All I want to do is to count avg index of change for median and imigration.

index=(x[n]/x[1])^(1/(n-1)) 

I tried a lot of solutions but I couldn't find the good one. This is my code - maybe you will use this to help me.

First:

groupColumns = c("GEO","year")
dataColumns = c("median", "imigration")
index_median = ddply(mediana2, groupColumns, function(x) x[c((nrow(x)/x[1])^(1/nrow(x)-1)), ])
head(index_median)

Second:

xyz_index <- aggregate(xyz$median, xyz$imigration by=list(Category=xyz$"GEO/TIME"), FUN=median$index_median[nrow(median)]/median[1])^(1/(nrow(median)-1))

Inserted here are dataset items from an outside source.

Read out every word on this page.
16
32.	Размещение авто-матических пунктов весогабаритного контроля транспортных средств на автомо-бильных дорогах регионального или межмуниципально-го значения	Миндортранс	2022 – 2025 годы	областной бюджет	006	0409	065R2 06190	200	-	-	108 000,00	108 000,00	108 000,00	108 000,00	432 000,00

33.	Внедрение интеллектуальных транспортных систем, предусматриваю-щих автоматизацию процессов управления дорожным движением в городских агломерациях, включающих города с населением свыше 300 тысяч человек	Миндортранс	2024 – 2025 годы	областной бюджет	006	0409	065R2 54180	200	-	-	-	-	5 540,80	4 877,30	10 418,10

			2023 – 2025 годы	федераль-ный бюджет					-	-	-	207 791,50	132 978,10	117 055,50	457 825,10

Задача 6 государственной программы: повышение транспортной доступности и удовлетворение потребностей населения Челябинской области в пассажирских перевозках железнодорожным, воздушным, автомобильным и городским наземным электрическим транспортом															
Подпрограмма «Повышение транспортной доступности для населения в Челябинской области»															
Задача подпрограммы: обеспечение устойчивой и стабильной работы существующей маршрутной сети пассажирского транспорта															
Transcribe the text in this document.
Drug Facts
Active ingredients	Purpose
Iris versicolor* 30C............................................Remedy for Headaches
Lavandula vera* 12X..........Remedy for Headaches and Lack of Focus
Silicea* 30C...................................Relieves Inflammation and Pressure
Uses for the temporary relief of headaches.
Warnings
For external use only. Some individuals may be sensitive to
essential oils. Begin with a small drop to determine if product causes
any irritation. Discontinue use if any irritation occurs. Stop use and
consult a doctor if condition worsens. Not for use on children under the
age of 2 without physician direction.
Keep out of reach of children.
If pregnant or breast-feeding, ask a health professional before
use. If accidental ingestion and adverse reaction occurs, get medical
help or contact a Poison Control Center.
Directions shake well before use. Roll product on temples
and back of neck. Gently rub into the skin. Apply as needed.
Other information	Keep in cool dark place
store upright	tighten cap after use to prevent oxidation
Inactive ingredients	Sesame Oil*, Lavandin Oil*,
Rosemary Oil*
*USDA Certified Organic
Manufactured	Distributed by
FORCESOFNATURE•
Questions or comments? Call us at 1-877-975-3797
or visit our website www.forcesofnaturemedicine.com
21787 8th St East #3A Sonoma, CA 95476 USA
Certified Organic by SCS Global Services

I want to get avg index of change for median and imigration (index_median, index_imigration) for every country (Belgium, Germany, Italy). Something like that (numbers are fake):

   GEO      index_median   index_imigration
1 Germany      2.3            1.3
2 Italy        1.6            1.6
3 Belgium      1.2            2.0

Thank you very much!

  • 1
    Can you edit your question and include your expected output: i.e. what should your result(s) look like? – Phil Mar 27 '19 at 11:06
  • Thank you for your advice, done! –  Mar 27 '19 at 11:10
  • @wloczykijek Welcome to SO I think you should read [this](https://stackoverflow.com/questions/5963269/how-to-make-a-great-r-reproducible-example). Meanwhile, do you want something like `library(dplyr);xyz %>% group_by(GEO) %>% mutate(Ind=((median/first(median))^(1/(row_number()-1))))` – A. Suliman Mar 27 '19 at 11:15
  • 1
    @A.Suliman I edited my post - you can see what exactly I want to get –  Mar 27 '19 at 11:29
  • 1
    Now is better, one last question what `n` stand for in `index=(x[n]/x[1])^(1/(n-1))`, I think it's the last obs e.g. for Belgium's median it's 34.2 – A. Suliman Mar 27 '19 at 11:32
  • @A.Suliman n - number of rows (years) for every variable (median, imigration) for every country. In this task n is equal to 3. It's hard for me to explain it, that's why I'll do it, for example. Let's take median for Belgium: index_median=(x[n]/x[1])^(1/(n-1))=(34.2/10.3)^(1/2) –  Mar 27 '19 at 11:44

2 Answers2

0

We can dplyr::group_by GEO then take the first and last observation for median and immigration using dplyr::first and last in each group. To get number of observations in each group we will use dplyr::n()

library(dplyr)
xyz %>% group_by(GEO) %>% 
        #medain[n()] similar to last(median)
        summarise(Ind_median=((last(median)/first(median))^(1/(n()-1))), 
                  Ind_imigration=((last(imigration)/first(imigration))^(1/(n()-1))))
A. Suliman
  • 12,923
  • 5
  • 24
  • 37
0

You can also use base R only like this:

avgchange <- function(z, fld) { x <- z[,fld]; n<- length(x);(x[n]/x[1])^(1/(n-1))  }

Argument fld is the field name you want to summarise

Use base R's by

z <- by(xyz, list(Category=xyz$GEO), fld="median",FUN=avgchange, simplify=FALSE)
z

And this to get a named vector only

unlist(z)

And similarly for the imigration column

z <- by(xyz, list(Category=xyz$GEO), fld="imigration",FUN=avgchange, simplify=FALSE)
z
unlist(z)
Bhas
  • 1,844
  • 1
  • 11
  • 9